Barbara Anselmino teria assinado os certificados de reconhecimento de cidadania; Giuseppe Marcucci teria colaborado na elaboração dos documentos falsificados; Matilde Casa teria assinado todos os certificados de cidadania.
Segundo a promotora Valentina Bossi, responsável pelo inquérito, Stefano Bardelli, Silvia Simoes Rotunno e Gabriela Rotunno Val de Sousa, atuando como intermediários e externos à administração pública de Lauriano, teriam fornecido suporte organizacional para facilitar os procedimentos de reconhecimento da cidadania italiana iure sanguinis.
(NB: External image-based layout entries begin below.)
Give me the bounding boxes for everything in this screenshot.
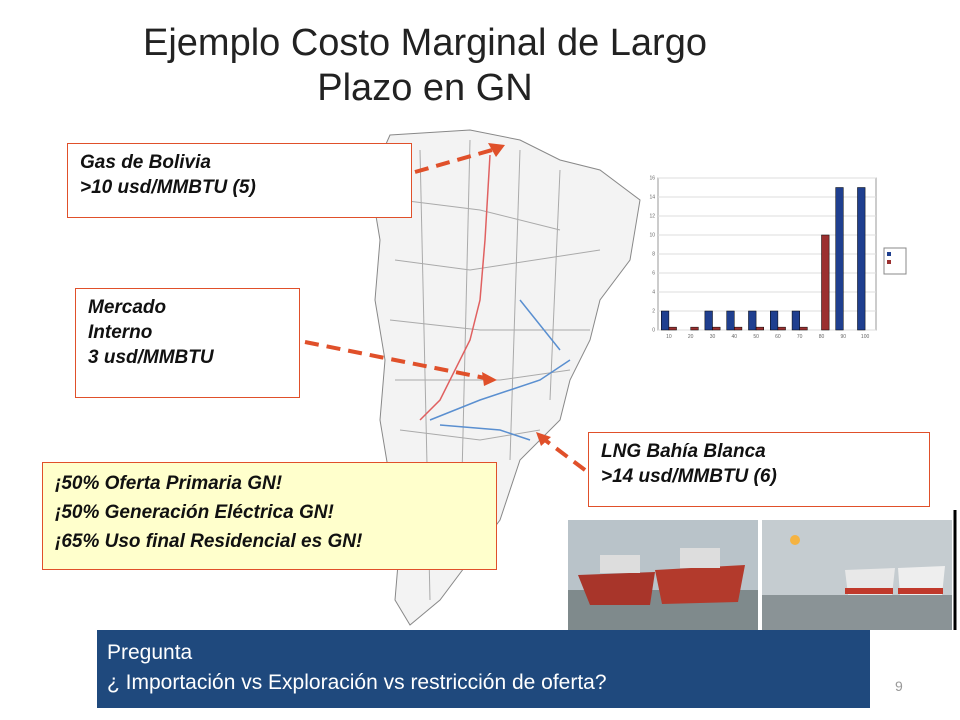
arrow-head xyxy=(536,432,551,446)
x-tick-label: 90 xyxy=(841,334,847,340)
bar xyxy=(799,326,808,331)
callout-line: LNG Bahía Blanca xyxy=(601,441,766,462)
y-tick-label: 10 xyxy=(649,232,655,238)
arrow-head xyxy=(488,143,505,157)
bar xyxy=(791,310,800,331)
callout-line: >14 usd/MMBTU (6) xyxy=(601,466,777,487)
x-tick-label: 40 xyxy=(732,334,738,340)
bar xyxy=(734,326,743,331)
bar xyxy=(755,326,764,331)
callout: Mercado Interno 3 usd/MMBTU xyxy=(75,288,300,398)
title-line: Plazo en GN xyxy=(317,67,532,109)
y-tick-label: 8 xyxy=(652,251,655,257)
y-tick-label: 6 xyxy=(652,270,655,276)
callout-line: Mercado xyxy=(88,297,167,318)
title-line: Ejemplo Costo Marginal de Largo xyxy=(143,22,707,64)
question-heading: Pregunta xyxy=(107,641,193,664)
x-tick-label: 30 xyxy=(710,334,716,340)
y-tick-label: 4 xyxy=(652,289,655,295)
bar xyxy=(857,187,866,331)
callout-line: 3 usd/MMBTU xyxy=(88,347,214,368)
x-tick-label: 10 xyxy=(666,334,672,340)
arrow-head xyxy=(482,372,497,386)
question-text: ¿ Importación vs Exploración vs restricc… xyxy=(107,671,607,694)
bar xyxy=(748,310,757,331)
photos xyxy=(568,510,957,630)
arrows xyxy=(304,148,587,472)
y-tick-label: 14 xyxy=(649,194,655,200)
y-tick-label: 2 xyxy=(652,308,655,314)
callout-line: ¡50% Generación Eléctrica GN! xyxy=(55,502,334,523)
bar xyxy=(770,310,779,331)
bar xyxy=(704,310,713,331)
callout: LNG Bahía Blanca >14 usd/MMBTU (6) xyxy=(588,432,930,507)
y-tick-label: 12 xyxy=(649,213,655,219)
x-tick-label: 100 xyxy=(861,334,870,340)
x-tick-label: 60 xyxy=(775,334,781,340)
bar xyxy=(712,326,721,331)
legend-swatch xyxy=(887,260,891,264)
y-tick-label: 16 xyxy=(649,175,655,181)
callout-line: Gas de Bolivia xyxy=(80,152,211,173)
y-tick-label: 0 xyxy=(652,327,655,333)
bar xyxy=(668,326,677,331)
x-tick-label: 20 xyxy=(688,334,694,340)
x-tick-label: 70 xyxy=(797,334,803,340)
question-box: Pregunta ¿ Importación vs Exploración vs… xyxy=(97,630,870,708)
bar xyxy=(661,310,670,331)
callout-line: ¡50% Oferta Primaria GN! xyxy=(55,473,283,494)
callout-line: Interno xyxy=(88,322,153,343)
bar xyxy=(777,326,786,331)
legend-swatch xyxy=(887,252,891,256)
page-number: 9 xyxy=(895,678,903,694)
callout: Gas de Bolivia >10 usd/MMBTU (5) xyxy=(67,143,412,218)
callout-line: >10 usd/MMBTU (5) xyxy=(80,177,256,198)
callout-line: ¡65% Uso final Residencial es GN! xyxy=(55,531,363,552)
bar xyxy=(726,310,735,331)
x-tick-label: 50 xyxy=(753,334,759,340)
bar xyxy=(690,326,699,331)
bar xyxy=(821,234,830,331)
bar xyxy=(835,187,844,331)
x-tick-label: 80 xyxy=(819,334,825,340)
inset-chart: 0 2 4 6 8 10 12 14 16 10 20 30 40 50 60 70 80 90 100 xyxy=(649,175,907,340)
callout: ¡50% Oferta Primaria GN! ¡50% Generación… xyxy=(42,462,497,570)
Eles teriam organizado a vinda e estadia temporária na Itália de brasileiros requerentes da cidadania, declarando falsamente suas residências em território italiano, sem que realmente morassem nos endereços indicados.
Niva Detti, então proprietária de um B&B em Lauriano, teria hospedado temporariamente os brasileiros envolvidos e declarado falsamente suas residências na própria estrutura, mesmo que os requerentes vivessem em outro local ou já tivessem retornado ao Brasil.
O modus operandi, segundo a Promotoria – A Promotoria reconstituiu o esquema da seguinte forma: os brasileiros, por meio da empresa Rotunno – Immigration Solutions & Business, buscaram o reconhecimento da cidadania no Município de Lauriano (e em três casos, em Asciano). Permaneceram por alguns dias no B&B de Lauriano.
De acordo com a acusação, os funcionários municipais investigados deixaram de realizar as verificações necessárias sobre a real residência e os requisitos para o jus sanguinis, assinando os reconhecimentos que foram validados pela prefeita Matilde Casa.
Aos serviços da empresa Rotunno – Immigration Solutions & Business, os brasileiros pagavam entre 1.500 e 10 mil euros para obter a cidadania.
Durante a investigação, apurou-se que a responsável pelo cartório, Anselmino, teria recebido como funcionária pública bolsas, um colar de ouro e outros presentes dos sócios da empresa de intermediação. No Natal de 2018, os intermediários teriam ainda presenteado a então prefeita Matilde Casa com uma impressora para a biblioteca municipal. Por meio de seu advogado, a ex-prefeita sempre alegou inocência.
Os 68 brasileiros e os nomes famosos – Ainda está por ser definida a situação dos 68 brasileiros que obtiveram a cidadania italiana por meio desse esquema. Entre eles — e à época foi destaque na imprensa — está o jogador do Arsenal, Gabriel Martinelli, que era menor de idade quando apresentou o pedido, junto com seu pai João Carlos; o compositor brasileiro Diego José Ferrero; e o jogador da seleção brasileira de handebol, José Guilherme De Toledo.
Não está descartado que suas posições sejam desmembradas do processo principal devido à dificuldade de notificação.Ao que tudo indica, nenhum deles permaneceu na Itália”.